Download or read book Ukufa kukaShaka written by Elliot Zondi and published by NYU Press. This book was released on 2021-10-01 with total page 62 pages. Available in PDF, EPUB and Kindle. Book excerpt: Ukufa kukaShaka is a historical drama by Elliot Zondi, first published in 1960 in the Bantu (later, African) Treasury Series by the University of the Witwatersrand Press. Its plot is based on the events surrounding the assassination of Shaka, the mighty Zulu king, by his two half-brothers, Dingane and Mhlangana, aided and abetted by his paternal aunt, Mkabayi, in 1828. The play explores the classic theme of the tragic hero’s fatal flaws: hubris and overconfidence.

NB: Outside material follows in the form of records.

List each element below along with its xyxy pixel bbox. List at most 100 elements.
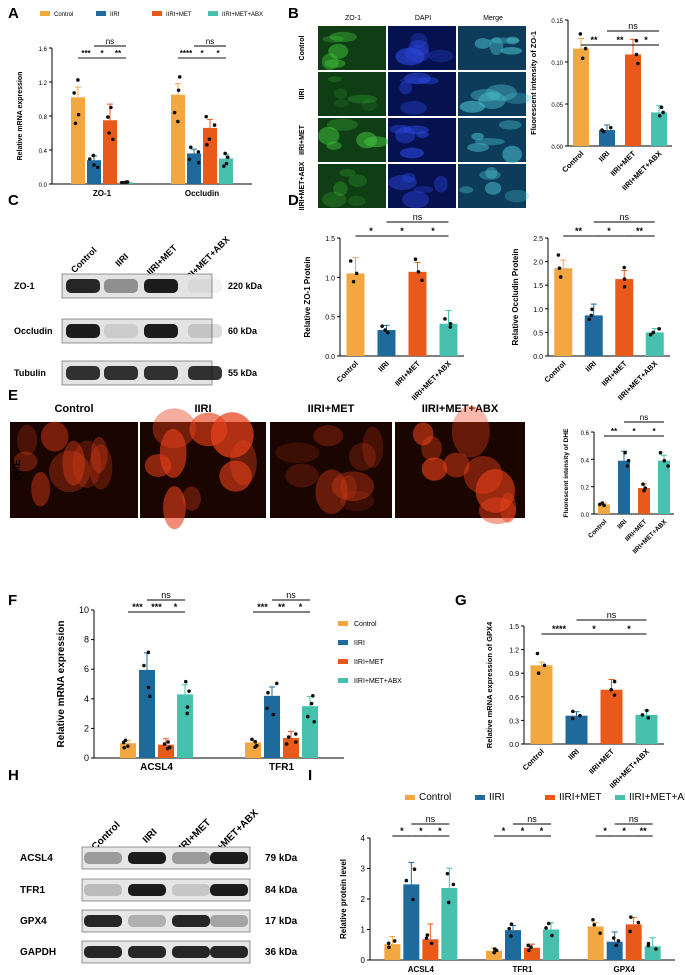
data-point-I — [451, 882, 456, 887]
bar-A-1-2 — [203, 127, 217, 184]
micrograph-texture — [459, 186, 474, 194]
bar-D2-2 — [615, 279, 634, 356]
micrograph-texture — [326, 118, 358, 131]
panelB-col-label: ZO-1 — [345, 15, 361, 22]
micrograph-texture — [324, 59, 346, 68]
sig-I-label: ns — [527, 814, 537, 824]
data-point-F — [148, 694, 152, 699]
sig-G-1-label: **** — [552, 624, 567, 634]
data-point-I — [591, 917, 595, 922]
panel-letter-B: B — [288, 5, 299, 22]
data-point-G — [535, 651, 540, 656]
y-tick-label-D1: 0.0 — [325, 354, 335, 361]
legend-label-A: IIRI — [110, 12, 120, 18]
legend-label-F: IIRI+MET+ABX — [354, 678, 402, 685]
legend-label-A: IIRI+MET+ABX — [222, 12, 263, 18]
legend-label-I: IIRI — [489, 792, 505, 803]
y-tick-label-F: 6 — [84, 664, 89, 674]
sig-F-label: *** — [257, 602, 268, 612]
x-tick-label-D1: Control — [335, 359, 360, 384]
micrograph-texture — [399, 76, 430, 84]
data-point-I — [629, 915, 633, 919]
bar-I-0-2 — [422, 939, 439, 960]
data-point-D2 — [587, 317, 592, 322]
y-tick-label-I: 4 — [361, 834, 366, 843]
bar-A-1-1 — [187, 153, 201, 184]
bar-I-1-2 — [524, 947, 540, 960]
data-point-I — [494, 948, 499, 953]
dhe-texture — [163, 486, 186, 530]
micrograph-texture — [402, 190, 430, 209]
sig-B-3-label: * — [644, 35, 648, 45]
micrograph-tile — [388, 164, 456, 208]
sig-F-label: ** — [278, 602, 286, 612]
y-tick-label-G: 0.9 — [509, 671, 519, 678]
data-point-E — [625, 464, 630, 468]
blot-band — [188, 279, 222, 293]
data-point-A — [196, 160, 201, 165]
data-point-B — [634, 38, 639, 43]
x-tick-label-B: Control — [560, 149, 585, 174]
y-tick-label-D2: 1.0 — [533, 307, 543, 314]
data-point-I — [445, 871, 450, 876]
micrograph-texture — [484, 181, 502, 195]
dhe-texture — [152, 408, 196, 449]
x-tick-label-E: Control — [587, 518, 608, 539]
panelH-band-kda: 84 kDa — [265, 885, 298, 896]
panelC-lane-label: Control — [69, 245, 99, 275]
panelH-band-name: GAPDH — [20, 947, 56, 958]
micrograph-texture — [478, 92, 506, 109]
dhe-texture — [219, 460, 252, 492]
x-tick-label-D1: IIRI+MET — [393, 359, 422, 388]
sig-F-label: * — [299, 602, 303, 612]
y-tick-label-I: 0 — [361, 956, 366, 965]
y-axis-label-D2: Relative Occludin Protein — [511, 248, 520, 345]
dhe-texture — [182, 486, 201, 511]
blot-band — [66, 324, 100, 338]
data-point-A — [95, 165, 100, 170]
data-point-G — [612, 679, 617, 684]
bar-G-3 — [635, 714, 658, 744]
data-point-F — [183, 679, 188, 684]
dhe-texture — [144, 454, 172, 478]
bar-I-0-1 — [403, 884, 420, 960]
sig-F-label: ns — [286, 590, 296, 600]
panelH-band-kda: 17 kDa — [265, 916, 298, 927]
bar-F-1-0 — [245, 742, 261, 758]
bar-D1-0 — [346, 273, 365, 356]
data-point-E — [597, 502, 602, 507]
sig-I-label: ns — [426, 814, 436, 824]
bar-D2-0 — [554, 268, 573, 356]
data-point-I — [387, 945, 391, 950]
sig-D1-4-label: ns — [413, 212, 423, 222]
micrograph-texture — [322, 35, 344, 43]
data-point-A — [107, 131, 111, 135]
bar-I-2-2 — [625, 924, 642, 960]
micrograph-texture — [356, 131, 378, 149]
data-point-B — [634, 52, 639, 57]
dhe-image — [270, 422, 392, 518]
sig-A-label: * — [200, 49, 204, 58]
data-point-F — [253, 745, 257, 749]
sig-G-2-label: * — [592, 624, 596, 634]
data-point-G — [542, 663, 547, 668]
micrograph-texture — [334, 99, 349, 108]
sig-E-4-label: ns — [640, 413, 648, 422]
x-tick-label-I: TFR1 — [513, 965, 534, 974]
data-point-A — [205, 142, 209, 147]
data-point-F — [253, 739, 258, 744]
y-tick-label-B: 0.00 — [551, 145, 563, 151]
data-point-G — [645, 708, 649, 713]
bar-E-3 — [658, 460, 670, 514]
bar-F-0-2 — [158, 744, 174, 758]
data-point-A — [196, 150, 201, 154]
micrograph-texture — [489, 37, 504, 56]
dhe-texture — [362, 426, 384, 469]
data-point-E — [602, 503, 606, 508]
data-point-E — [658, 450, 663, 455]
x-tick-label-I: GPX4 — [613, 965, 635, 974]
micrograph-texture — [413, 186, 434, 194]
micrograph-texture — [327, 76, 342, 83]
y-tick-label-E: 0.4 — [581, 458, 590, 464]
y-tick-label-B: 0.05 — [551, 103, 563, 109]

Shaka’s ruthless ambition led him to overstep human boundaries, kill with impunity, bar his warriors from having families and force them into endless wars. His blind spot seems to have been to put the survival and expansion of the Zulu kingdom first and the welfare of his subjects second. Against this backdrop Mkabayi, whose ambitions for a remarkable Zulu nation were more tempered, played a decisive role in his downfall. Zondi explores arguments both in favor of and against Shaka’s assassination in a way that allows the reader to sympathize with his greater vision and his thwarted plan to fight impending colonialism. His dramatization of the conflict between Shaka and Mkabayi highlights questions of leadership and nation-building that continue to be relevant today.